Now, by the time we launch Poseidon, it should be pretty safe in the sense that it will have been analyzed for a whole 10 years.

It will have been securing many billions of dollars through the L2s.

And it will have gone through cryptanalysis by all of the top experts in the field.

And also, recently, we just announced a $1 million prize to try and break Poseidon.

But it is indeed possible that Poseidon, which is a new thing, would break.

Now, the way, unfortunately, that you design hash functions is that you can't just prove that they're secure.

The best that you can do is the lack of an attack that proves that they are insecure.

And so there's basically this baking time.

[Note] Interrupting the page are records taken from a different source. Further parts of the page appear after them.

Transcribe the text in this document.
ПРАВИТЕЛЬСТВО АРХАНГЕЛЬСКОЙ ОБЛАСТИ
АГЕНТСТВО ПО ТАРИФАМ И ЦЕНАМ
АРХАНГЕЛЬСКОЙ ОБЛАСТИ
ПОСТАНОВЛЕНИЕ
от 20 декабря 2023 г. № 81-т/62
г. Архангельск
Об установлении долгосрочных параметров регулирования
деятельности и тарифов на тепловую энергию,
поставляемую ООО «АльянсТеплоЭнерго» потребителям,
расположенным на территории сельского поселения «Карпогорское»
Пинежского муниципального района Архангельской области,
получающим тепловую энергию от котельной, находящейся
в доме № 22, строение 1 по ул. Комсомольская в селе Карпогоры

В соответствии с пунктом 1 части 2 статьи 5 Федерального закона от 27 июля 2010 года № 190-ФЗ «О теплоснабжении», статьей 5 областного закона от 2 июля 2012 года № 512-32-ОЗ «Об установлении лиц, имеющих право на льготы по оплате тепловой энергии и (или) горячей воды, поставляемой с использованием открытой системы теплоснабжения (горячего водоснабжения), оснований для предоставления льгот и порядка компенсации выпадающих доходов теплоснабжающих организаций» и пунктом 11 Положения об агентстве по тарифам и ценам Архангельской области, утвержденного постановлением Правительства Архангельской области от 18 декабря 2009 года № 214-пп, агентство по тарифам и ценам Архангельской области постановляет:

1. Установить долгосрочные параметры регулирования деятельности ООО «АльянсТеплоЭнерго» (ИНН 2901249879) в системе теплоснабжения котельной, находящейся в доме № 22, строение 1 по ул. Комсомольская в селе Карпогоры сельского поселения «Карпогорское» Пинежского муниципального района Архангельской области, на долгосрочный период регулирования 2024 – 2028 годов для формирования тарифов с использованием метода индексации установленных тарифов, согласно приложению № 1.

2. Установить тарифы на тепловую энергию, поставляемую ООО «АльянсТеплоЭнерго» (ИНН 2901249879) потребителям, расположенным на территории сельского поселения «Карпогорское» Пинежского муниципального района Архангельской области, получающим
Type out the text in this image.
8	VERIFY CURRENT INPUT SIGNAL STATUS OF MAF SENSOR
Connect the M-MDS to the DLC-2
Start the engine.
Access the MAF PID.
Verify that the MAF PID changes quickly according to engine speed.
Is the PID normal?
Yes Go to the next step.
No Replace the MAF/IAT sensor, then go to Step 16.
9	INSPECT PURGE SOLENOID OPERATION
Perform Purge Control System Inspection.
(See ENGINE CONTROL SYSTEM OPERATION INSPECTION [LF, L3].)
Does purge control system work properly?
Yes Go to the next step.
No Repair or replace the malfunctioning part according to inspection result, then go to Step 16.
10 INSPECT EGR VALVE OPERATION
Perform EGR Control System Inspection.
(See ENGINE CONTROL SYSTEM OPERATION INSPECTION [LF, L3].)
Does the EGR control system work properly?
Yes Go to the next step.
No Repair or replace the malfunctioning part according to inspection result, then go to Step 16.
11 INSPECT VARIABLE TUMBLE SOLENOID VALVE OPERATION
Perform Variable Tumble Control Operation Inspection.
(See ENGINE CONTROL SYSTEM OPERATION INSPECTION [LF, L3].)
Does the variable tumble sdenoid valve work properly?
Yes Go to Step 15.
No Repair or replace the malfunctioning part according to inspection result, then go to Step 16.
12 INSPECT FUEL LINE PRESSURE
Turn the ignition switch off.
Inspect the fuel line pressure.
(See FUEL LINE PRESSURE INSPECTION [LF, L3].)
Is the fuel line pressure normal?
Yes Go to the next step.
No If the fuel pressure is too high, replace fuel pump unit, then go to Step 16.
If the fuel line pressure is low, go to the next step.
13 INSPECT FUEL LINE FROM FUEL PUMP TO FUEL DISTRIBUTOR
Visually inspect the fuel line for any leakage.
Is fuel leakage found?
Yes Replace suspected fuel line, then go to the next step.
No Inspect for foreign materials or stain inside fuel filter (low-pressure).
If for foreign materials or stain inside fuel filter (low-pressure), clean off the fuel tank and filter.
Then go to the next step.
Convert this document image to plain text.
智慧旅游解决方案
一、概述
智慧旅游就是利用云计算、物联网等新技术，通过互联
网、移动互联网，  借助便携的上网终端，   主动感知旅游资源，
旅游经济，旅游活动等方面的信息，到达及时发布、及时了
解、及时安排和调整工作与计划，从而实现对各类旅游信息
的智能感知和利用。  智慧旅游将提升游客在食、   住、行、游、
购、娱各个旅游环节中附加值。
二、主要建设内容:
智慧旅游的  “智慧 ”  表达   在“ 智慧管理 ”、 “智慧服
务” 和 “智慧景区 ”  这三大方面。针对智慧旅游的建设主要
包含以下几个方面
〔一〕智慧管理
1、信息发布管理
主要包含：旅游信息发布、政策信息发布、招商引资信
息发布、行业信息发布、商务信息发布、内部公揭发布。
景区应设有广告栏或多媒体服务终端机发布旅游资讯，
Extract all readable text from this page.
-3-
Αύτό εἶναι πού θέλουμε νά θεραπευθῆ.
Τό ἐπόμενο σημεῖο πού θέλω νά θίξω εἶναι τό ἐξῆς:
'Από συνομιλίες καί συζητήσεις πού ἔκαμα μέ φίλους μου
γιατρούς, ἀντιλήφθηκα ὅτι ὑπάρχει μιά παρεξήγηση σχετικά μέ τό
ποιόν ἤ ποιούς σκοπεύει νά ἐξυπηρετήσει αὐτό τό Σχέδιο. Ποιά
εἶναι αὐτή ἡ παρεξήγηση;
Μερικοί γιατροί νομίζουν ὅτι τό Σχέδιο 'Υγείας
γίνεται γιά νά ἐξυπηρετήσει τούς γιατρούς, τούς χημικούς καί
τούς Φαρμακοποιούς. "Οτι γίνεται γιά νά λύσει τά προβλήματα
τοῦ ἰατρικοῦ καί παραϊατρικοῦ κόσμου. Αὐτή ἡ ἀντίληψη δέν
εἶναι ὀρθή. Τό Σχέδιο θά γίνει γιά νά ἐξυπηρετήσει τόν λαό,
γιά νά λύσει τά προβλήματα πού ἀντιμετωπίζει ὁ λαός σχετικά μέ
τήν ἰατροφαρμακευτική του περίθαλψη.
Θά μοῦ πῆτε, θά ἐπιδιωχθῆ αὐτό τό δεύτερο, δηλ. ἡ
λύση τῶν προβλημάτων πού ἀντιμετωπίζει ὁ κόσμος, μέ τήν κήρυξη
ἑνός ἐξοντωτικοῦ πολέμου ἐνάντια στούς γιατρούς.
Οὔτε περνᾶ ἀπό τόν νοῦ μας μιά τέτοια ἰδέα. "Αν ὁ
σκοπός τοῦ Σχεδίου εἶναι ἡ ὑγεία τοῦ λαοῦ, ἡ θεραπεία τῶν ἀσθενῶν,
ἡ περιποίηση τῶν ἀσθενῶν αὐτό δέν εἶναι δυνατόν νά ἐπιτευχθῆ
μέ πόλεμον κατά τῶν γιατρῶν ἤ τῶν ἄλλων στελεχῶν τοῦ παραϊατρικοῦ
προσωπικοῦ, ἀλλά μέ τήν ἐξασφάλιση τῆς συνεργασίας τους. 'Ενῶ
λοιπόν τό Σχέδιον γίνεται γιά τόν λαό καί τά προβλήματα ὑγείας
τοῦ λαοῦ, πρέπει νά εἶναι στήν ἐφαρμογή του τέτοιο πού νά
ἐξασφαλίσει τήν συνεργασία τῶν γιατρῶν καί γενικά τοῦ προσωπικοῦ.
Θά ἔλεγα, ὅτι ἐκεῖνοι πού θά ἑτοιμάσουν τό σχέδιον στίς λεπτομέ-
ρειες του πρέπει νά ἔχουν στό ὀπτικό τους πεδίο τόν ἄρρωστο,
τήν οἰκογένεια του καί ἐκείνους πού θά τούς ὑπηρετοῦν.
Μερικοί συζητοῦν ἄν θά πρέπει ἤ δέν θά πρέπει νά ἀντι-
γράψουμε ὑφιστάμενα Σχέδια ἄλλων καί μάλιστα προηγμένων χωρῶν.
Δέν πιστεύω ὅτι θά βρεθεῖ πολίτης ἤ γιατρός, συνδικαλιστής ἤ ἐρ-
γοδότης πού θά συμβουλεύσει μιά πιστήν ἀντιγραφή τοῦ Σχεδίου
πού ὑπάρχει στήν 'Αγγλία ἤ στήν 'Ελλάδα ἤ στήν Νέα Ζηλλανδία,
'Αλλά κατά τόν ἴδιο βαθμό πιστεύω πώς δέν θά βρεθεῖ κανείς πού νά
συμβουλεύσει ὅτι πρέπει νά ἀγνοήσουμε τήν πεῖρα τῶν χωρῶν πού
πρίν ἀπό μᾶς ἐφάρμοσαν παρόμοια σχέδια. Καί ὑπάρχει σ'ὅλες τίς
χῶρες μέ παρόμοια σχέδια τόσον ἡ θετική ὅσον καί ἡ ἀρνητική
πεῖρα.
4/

And the order of magnitude that I have in mind is eight years.

Why eight years?

Because when Satoshi picked SHA-256, it was eight years old.

When Vitalik picked Ketchak, it was eight years old, coincidentally.

And so, you know, I would want Poseidon to be at least eight years old, which it will be when we do deploy it on Ethereum.

So let me start with the consensus layer because it's a simpler answer.

At first approximation is basically a copy paste.

So we have a similar concept where we have actors making signatures and there's a lot of signatures and, you know, they take up a lot of space and we want to, we want to compress them.

The issue with the consensus layer is that we have way more signatures than at the execution layer.